Тут уж все разразились безудержным смехом, и я увидел, что девочка, в которую я был тайно влюблен, хохочет вместе со всеми так, словно я ничего для нее не значу, словно я не сроднился с ней душою. Во мне нарастали отвращение и неповиновение, ладони стали липкими от теплого пота.
Учительница возвышалась надо мной, сотрясаясь от гнева. Наверное, нужно быть учительницей, чтобы измерить всю глубину ее возмущения. Годами она допрашивала мальчиков, почему они отсутствовали на уроке, и годами мальчики отвечали, что сидели дома, болели. Она знала, что в большинстве случаев они лгали, но такая уж установилась традиция, чтобы все на свете оставалось на своем месте. Теперь же все рухнуло, и она со скрежетом зубовным маячила надо мной. Кажется, она пыталась задать мне встряску, а я не поддавался и сидел непоколебимо. Люто ненавидя меня, она пыталась вытолкнуть меня с места, а потом как закричит:
– У-ух уж эти мне армяне!
Я думал, она сейчас расплачется. Мне стало ее жаль за косность, которая сидела в ней все эти годы, что она, женщина лет пятидесяти, пыталась учительствовать в школе.
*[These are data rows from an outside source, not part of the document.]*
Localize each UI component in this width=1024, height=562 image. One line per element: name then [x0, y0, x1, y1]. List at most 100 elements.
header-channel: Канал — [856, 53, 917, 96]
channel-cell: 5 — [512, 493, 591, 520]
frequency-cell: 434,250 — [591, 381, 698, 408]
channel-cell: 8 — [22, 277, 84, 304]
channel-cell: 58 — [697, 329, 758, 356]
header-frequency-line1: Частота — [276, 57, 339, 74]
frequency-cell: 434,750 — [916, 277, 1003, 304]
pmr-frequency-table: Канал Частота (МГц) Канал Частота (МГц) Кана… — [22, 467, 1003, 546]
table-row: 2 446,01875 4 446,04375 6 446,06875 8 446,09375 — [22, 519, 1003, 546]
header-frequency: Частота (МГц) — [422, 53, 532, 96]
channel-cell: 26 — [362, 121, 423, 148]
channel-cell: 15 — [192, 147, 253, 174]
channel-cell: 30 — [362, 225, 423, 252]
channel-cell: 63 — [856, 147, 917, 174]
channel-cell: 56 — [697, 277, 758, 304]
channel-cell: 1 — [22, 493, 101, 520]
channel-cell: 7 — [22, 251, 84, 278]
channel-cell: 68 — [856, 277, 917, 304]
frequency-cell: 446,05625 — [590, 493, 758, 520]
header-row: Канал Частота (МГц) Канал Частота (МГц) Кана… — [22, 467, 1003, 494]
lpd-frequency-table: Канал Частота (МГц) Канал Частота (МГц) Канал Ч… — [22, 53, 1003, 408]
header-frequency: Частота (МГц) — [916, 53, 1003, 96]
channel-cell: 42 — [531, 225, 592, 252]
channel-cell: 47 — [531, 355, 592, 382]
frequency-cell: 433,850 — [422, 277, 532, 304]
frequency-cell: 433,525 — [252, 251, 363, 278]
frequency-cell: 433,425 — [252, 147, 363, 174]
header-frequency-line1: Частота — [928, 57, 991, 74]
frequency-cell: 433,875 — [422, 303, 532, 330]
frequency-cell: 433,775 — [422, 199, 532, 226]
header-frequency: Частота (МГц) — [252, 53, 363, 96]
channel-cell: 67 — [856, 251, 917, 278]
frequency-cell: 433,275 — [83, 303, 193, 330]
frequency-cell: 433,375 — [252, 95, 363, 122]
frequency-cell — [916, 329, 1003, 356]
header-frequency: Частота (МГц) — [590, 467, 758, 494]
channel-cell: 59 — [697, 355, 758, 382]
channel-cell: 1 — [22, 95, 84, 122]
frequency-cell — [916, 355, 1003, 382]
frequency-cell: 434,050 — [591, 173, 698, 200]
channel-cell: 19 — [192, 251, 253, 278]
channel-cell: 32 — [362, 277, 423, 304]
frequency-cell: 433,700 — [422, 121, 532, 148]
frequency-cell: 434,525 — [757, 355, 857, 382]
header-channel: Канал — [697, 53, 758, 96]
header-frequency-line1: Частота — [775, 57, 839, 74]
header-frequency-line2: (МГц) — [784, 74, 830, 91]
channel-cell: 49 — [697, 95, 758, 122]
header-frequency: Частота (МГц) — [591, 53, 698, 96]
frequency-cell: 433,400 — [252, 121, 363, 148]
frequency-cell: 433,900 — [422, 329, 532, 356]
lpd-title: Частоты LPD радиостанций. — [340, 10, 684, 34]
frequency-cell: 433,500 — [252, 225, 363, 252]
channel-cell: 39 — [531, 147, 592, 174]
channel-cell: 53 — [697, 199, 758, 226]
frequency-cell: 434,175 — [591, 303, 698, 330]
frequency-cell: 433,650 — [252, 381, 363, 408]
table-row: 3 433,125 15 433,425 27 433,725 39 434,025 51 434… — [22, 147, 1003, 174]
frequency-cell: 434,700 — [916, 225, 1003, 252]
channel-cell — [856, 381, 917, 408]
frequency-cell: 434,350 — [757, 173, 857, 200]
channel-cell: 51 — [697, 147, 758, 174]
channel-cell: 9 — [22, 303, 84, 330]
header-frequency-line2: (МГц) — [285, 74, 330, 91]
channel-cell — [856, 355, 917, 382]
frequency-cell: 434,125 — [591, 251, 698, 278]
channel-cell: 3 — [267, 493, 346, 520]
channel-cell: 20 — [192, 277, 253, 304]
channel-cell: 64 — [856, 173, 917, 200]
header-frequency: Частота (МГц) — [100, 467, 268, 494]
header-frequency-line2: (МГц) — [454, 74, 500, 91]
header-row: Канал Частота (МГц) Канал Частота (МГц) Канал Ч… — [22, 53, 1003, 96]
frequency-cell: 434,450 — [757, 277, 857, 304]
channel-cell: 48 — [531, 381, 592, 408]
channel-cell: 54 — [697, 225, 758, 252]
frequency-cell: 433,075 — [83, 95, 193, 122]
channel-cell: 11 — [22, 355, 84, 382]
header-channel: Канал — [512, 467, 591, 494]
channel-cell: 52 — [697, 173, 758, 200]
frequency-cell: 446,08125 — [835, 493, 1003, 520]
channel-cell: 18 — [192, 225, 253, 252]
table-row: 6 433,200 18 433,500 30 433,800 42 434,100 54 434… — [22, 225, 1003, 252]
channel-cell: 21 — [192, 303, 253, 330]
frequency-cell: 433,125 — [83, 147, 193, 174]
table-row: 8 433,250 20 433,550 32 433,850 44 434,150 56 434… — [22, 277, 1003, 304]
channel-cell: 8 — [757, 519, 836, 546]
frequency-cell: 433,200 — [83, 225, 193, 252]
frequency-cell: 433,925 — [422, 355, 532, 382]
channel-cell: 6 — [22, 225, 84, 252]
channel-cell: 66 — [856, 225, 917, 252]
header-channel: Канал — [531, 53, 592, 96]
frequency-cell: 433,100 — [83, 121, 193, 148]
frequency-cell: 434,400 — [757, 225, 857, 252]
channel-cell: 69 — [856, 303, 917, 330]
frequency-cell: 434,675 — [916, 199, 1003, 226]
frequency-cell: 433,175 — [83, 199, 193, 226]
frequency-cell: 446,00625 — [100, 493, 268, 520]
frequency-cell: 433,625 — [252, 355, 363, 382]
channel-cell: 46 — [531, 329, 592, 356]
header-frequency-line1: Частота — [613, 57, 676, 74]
И ведь я не хотел ее обижать! Это совершенно не входило в мои планы. Я только собирался сказать правду. Я хотел открыть девочке свое истинное лицо, вылепленное человеческим достоинством и благородством, которое она сама и помогла создать, и я жаждал раскрыть перед ней истину моего бытия на земле. И тут – ее хохот, вместе со всеми… от которого во мне что-то оборвалось. И я стоял посреди шума, смущенный, опозоренный, надломленный, и сердце мое обливалось кровью. Черт побери, думал я. Этого не может быть. Это вранье!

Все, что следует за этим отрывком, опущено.